How would you explain Supervised Learning to someone with no background in Statistics/ML?
by Monisha Swami
Chintu and Chutki share a great liking for chocolates. So every now and then the two of them visit a nearby chocolate vending machine. The machine accepts 1, 2, 5, and 10 rupee coins and vends the chocolates accordingly. Being the curious kids that the two of them are they approach their teacher to understand the concept of the vending machine.
The teacher explains –
Every coin comes with the following variable information – shape, size, color, weight, design, and face value. The vending machine works on a model that uses the information of variables like – shape, size, color, weight, and design to predict the face value of a coin i.e. 1, 2, 5, or 10.
The variable which we want our model to predict is called the target variable. Here face value of a coin is our Target variable.
The variables which help the model to predict the target variable are called Features. Here the features are shape, size, color, weight, and design.

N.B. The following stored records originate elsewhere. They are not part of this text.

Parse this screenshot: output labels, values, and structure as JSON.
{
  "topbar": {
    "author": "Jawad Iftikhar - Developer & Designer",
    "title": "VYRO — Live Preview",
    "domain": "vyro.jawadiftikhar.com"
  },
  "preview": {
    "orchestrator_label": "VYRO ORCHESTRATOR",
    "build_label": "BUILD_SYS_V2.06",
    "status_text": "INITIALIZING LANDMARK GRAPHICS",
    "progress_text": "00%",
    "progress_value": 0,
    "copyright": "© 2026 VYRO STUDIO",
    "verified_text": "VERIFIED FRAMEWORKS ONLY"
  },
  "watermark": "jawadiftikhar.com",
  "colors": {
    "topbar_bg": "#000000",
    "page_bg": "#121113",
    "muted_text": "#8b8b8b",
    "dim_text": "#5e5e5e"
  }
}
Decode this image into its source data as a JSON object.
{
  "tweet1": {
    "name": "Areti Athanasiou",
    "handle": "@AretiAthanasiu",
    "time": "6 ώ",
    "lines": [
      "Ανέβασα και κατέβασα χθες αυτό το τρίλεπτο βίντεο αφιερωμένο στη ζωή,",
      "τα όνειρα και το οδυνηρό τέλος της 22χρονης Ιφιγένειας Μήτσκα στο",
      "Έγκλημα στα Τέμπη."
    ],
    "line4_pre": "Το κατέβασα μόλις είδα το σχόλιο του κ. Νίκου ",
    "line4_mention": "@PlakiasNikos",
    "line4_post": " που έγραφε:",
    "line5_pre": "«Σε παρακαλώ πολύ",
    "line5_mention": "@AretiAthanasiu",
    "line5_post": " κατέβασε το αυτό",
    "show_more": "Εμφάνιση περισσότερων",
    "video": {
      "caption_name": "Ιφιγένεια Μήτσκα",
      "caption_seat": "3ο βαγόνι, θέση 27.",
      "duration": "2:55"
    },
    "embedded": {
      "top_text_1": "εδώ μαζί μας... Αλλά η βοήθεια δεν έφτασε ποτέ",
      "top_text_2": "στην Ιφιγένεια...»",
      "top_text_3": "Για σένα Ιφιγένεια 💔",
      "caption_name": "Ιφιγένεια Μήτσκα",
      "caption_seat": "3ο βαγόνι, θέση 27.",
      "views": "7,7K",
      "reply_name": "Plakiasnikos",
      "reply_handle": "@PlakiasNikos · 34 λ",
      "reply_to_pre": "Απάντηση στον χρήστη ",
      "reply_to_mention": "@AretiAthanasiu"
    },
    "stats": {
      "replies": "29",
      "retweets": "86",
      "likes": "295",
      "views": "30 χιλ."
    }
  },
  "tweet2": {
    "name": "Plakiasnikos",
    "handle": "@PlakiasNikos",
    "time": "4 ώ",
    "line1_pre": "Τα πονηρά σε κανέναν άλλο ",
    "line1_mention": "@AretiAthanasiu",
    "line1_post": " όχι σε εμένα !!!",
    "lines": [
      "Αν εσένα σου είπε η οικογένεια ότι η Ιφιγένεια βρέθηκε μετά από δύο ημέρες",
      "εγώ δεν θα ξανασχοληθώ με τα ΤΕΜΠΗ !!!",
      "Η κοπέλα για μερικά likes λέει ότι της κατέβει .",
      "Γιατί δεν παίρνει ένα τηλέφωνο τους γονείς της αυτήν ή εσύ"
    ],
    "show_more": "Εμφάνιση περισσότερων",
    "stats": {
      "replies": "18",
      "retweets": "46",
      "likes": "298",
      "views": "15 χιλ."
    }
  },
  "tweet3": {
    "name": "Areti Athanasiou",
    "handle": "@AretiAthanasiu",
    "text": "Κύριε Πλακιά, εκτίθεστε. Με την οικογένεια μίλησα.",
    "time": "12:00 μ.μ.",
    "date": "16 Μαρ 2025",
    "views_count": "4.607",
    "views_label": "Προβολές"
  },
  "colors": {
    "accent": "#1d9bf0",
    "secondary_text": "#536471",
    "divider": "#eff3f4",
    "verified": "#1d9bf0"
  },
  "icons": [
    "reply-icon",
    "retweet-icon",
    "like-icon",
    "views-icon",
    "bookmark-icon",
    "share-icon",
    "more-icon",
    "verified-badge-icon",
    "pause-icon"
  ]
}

Every time Chintu inserts a coin in the vending machine, the coin provides the feature information to the model and the model predicts the face value of the coin. But how did the model learn to predict the face value?
To teach the model how to predict, the model is provided with training data. In training data, the columns consist of features and corresponding target variable and each row represents an observation (coin). This training helps the model to learn patterns in features and the relation between features and target variables. And the model applies these learnings during predictions.
The teacher tells Chintu and Chutki that the vending machine model is analogous to a supervised machine learning model. In supervised machine learning the aim of the model is to predict the target variable. The model is trained using training data which is labeled ( i.e. the possible values of the target variable are known and present in the training data as one of the columns)
Categories of Supervised Learning Algorithms:
- Classification – When the target variable represents a category. The model so formed to predict the category of the target variable is called the classification model. For example –
- A model to predict if a cell is malignant. The Target variable will be ( Yes, No)
- A model to predict which subscription a customer will buy? The target variable will be ( monthly, half-yearly, yearly)
- Regression – The model in which the target variable represents a continuous variable. For example –
- To estimate the average lifetime (in years) of cars.
- A model to predict the price of the stock
- A model to predict the height of a tree after 5 years.